Additional details listed his favorite type of music, shows, etc.

DataBreaches.net was able to verify that the entries in the file corresponded to actual Facebook profiles and identifiable individuals.

A second file provided by rmsrf, called, “message” contained the following fields:
id,”sender_id”,”recipient_id”,”message_type_id”,”title”,”message”,”created”, “status”

Here’s a sample of messages from that file, with identifiers/IDs removed by DataBreaches.net:

“Hey! I’m going to be a freshman this coming fall and my roommate and I are looking for a third! Let me know if you’re interested!
2018-01-29 00:48:41”,

Hey Micky, just wondering if you have a roommate for the fall of 2018?
Luke “,”2018-01-29 00:33:35”

In some of the interactions, potential roommates discussed their majors and interests and what kind of roommate they would be.

So why did rmsrf go after RoomSurf? Was it just low-hanging fruit or was there some gripe or other reason?

Rmsrf replied, “i have personal reasons but one i can share with you, is that they sold/rented my data to unversities. i started recieving marketing email from universities ‎that i never heard of.”  When asked how he could be sure that RoomSurf was the provider of their data to universities, Rmsrf noted that he used a unique email address that was only associated with their site.

But that wasn’t rmsrf’s only gripe. “also,” rmsrf continued, “they ask $20 from users, earn $1M+ ‎and dont spend some of it on security.”

Hopefully, they have invested some of it now if their security is as bad as rmsrf describes. But as it is, rmsrf appears to have data of more than 1 million young people who used RoomSurf’s services.

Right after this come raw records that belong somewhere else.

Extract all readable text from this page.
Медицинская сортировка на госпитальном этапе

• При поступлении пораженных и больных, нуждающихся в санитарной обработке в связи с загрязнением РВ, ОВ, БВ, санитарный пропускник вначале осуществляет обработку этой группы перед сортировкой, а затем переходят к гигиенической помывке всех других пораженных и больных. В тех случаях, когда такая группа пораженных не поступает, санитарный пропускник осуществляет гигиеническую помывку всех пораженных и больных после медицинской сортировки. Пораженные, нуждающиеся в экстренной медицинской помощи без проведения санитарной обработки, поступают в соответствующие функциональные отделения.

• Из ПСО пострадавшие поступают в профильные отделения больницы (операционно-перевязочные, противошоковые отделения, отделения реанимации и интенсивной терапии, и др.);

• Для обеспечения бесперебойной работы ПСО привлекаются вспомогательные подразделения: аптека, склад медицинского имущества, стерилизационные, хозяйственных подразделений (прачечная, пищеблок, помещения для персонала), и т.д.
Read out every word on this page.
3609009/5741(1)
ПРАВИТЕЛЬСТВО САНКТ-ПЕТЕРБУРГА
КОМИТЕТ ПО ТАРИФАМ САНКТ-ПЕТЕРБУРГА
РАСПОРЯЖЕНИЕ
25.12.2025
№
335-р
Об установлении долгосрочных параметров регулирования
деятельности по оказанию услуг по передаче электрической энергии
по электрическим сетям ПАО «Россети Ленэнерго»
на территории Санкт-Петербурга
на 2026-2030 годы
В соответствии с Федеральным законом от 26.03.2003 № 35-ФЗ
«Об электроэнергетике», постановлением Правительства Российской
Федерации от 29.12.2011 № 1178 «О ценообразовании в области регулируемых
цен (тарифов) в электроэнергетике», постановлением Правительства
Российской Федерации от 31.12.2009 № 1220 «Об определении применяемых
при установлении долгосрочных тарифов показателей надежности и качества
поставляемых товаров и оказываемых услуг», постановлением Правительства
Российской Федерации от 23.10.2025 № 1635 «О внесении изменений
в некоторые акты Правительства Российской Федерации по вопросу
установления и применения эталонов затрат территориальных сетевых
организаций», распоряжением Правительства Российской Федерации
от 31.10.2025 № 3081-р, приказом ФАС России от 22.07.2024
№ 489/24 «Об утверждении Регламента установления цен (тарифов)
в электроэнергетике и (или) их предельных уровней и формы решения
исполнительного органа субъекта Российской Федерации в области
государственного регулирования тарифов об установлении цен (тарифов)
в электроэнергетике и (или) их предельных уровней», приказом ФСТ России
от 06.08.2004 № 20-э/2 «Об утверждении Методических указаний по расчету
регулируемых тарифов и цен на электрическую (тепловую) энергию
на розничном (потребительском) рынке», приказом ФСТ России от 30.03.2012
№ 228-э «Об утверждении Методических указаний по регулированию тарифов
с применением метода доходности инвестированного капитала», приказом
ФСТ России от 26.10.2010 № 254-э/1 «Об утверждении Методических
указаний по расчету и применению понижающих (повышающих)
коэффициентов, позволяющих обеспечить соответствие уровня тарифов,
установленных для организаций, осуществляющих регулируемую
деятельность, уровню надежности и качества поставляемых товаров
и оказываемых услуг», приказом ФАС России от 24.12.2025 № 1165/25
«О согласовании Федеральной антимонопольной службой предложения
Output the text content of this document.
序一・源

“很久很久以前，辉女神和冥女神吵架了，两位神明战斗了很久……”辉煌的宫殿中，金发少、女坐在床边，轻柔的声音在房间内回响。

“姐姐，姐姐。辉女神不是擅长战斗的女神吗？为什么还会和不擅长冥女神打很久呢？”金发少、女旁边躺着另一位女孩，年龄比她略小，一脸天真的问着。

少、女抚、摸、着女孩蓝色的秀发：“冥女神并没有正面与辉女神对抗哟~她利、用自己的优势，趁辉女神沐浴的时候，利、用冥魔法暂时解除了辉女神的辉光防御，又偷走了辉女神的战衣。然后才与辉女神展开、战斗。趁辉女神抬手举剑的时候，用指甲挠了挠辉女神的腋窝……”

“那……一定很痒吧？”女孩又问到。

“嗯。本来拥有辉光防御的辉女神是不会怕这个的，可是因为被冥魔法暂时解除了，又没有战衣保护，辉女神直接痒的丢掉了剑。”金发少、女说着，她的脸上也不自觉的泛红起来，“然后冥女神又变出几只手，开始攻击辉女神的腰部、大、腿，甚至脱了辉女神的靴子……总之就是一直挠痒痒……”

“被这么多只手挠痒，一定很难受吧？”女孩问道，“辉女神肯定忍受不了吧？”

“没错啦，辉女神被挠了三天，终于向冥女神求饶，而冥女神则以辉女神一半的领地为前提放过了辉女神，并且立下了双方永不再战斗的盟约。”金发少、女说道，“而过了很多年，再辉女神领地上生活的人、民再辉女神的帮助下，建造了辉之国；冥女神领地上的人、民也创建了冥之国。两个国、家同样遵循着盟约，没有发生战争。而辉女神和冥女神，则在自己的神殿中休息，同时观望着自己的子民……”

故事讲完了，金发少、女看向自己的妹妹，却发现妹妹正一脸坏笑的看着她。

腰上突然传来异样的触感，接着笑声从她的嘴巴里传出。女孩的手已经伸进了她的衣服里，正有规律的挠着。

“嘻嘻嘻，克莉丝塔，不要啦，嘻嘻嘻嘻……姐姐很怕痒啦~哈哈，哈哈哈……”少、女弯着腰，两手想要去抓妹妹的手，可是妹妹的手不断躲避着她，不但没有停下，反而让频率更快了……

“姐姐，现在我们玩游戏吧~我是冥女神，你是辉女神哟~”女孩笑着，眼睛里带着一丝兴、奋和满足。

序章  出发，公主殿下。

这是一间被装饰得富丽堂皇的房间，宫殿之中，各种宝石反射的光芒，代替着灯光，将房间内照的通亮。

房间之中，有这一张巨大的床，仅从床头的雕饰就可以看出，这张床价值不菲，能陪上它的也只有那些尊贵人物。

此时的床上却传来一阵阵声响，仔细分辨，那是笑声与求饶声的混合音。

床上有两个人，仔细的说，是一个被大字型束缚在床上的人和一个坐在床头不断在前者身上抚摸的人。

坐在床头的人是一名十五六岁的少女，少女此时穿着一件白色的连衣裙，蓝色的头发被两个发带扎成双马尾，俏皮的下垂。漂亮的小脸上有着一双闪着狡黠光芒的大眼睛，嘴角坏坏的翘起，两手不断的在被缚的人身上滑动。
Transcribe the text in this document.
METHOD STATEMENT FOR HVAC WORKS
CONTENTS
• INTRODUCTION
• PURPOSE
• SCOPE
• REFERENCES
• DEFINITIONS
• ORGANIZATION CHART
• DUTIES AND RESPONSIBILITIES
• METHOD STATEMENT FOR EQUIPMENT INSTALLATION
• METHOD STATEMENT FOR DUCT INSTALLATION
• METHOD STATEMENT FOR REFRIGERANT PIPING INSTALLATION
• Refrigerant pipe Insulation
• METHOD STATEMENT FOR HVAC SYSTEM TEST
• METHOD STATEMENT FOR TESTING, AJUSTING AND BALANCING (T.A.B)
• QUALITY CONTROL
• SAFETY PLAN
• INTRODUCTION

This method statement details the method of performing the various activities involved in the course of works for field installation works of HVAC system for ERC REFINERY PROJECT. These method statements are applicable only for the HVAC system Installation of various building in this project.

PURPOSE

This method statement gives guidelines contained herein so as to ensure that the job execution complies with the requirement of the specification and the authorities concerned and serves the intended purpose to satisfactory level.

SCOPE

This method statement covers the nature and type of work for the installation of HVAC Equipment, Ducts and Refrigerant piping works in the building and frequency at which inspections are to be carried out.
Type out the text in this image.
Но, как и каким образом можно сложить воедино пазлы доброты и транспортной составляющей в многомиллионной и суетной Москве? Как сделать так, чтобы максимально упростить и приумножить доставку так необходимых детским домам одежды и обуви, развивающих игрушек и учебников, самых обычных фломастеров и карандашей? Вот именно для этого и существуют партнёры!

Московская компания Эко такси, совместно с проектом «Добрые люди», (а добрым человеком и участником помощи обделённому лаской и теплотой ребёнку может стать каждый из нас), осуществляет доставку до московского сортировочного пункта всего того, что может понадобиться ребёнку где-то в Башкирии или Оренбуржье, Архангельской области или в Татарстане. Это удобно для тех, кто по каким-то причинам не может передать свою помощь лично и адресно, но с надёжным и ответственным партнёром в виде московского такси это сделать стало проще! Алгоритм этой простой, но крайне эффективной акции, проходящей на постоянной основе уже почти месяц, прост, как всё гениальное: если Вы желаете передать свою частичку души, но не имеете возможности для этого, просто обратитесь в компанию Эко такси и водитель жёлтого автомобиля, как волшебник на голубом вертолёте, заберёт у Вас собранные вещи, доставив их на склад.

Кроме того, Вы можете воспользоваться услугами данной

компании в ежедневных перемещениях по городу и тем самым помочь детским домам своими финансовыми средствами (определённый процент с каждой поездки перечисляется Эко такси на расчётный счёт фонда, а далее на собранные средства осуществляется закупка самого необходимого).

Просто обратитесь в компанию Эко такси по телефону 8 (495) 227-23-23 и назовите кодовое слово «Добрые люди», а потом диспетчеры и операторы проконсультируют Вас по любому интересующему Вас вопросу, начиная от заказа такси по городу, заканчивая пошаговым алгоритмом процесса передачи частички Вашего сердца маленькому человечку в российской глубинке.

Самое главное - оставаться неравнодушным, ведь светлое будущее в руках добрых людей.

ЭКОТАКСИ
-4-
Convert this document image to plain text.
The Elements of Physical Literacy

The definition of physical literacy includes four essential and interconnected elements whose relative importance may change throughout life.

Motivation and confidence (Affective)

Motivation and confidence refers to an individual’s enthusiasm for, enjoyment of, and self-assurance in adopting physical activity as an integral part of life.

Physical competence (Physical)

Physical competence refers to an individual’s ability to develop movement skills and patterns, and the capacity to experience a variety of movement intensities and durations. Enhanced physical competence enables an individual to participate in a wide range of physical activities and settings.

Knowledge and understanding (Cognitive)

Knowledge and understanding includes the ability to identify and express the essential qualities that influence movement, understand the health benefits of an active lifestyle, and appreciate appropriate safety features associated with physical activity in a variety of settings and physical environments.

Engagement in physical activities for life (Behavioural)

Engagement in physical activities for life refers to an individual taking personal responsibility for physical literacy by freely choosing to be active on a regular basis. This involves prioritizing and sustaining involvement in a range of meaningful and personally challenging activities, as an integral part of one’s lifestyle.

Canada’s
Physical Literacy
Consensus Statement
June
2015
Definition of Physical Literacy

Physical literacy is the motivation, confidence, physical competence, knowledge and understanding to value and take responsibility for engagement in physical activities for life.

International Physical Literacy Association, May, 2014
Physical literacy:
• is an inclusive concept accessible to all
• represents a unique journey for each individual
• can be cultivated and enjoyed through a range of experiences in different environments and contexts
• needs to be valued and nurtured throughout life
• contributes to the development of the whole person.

And that includes their contact info and their date of birth. This may not be the most sensitive information, but it can’t be good. Might this have been a situation in which a firm should have offered to pay a bounty in exchange for a nondisclosure agreement, certified destruction of data, and information on where the security holes were that enabled the attack? Or did RoomSurf do the right thing by not responding to demands? What do you think?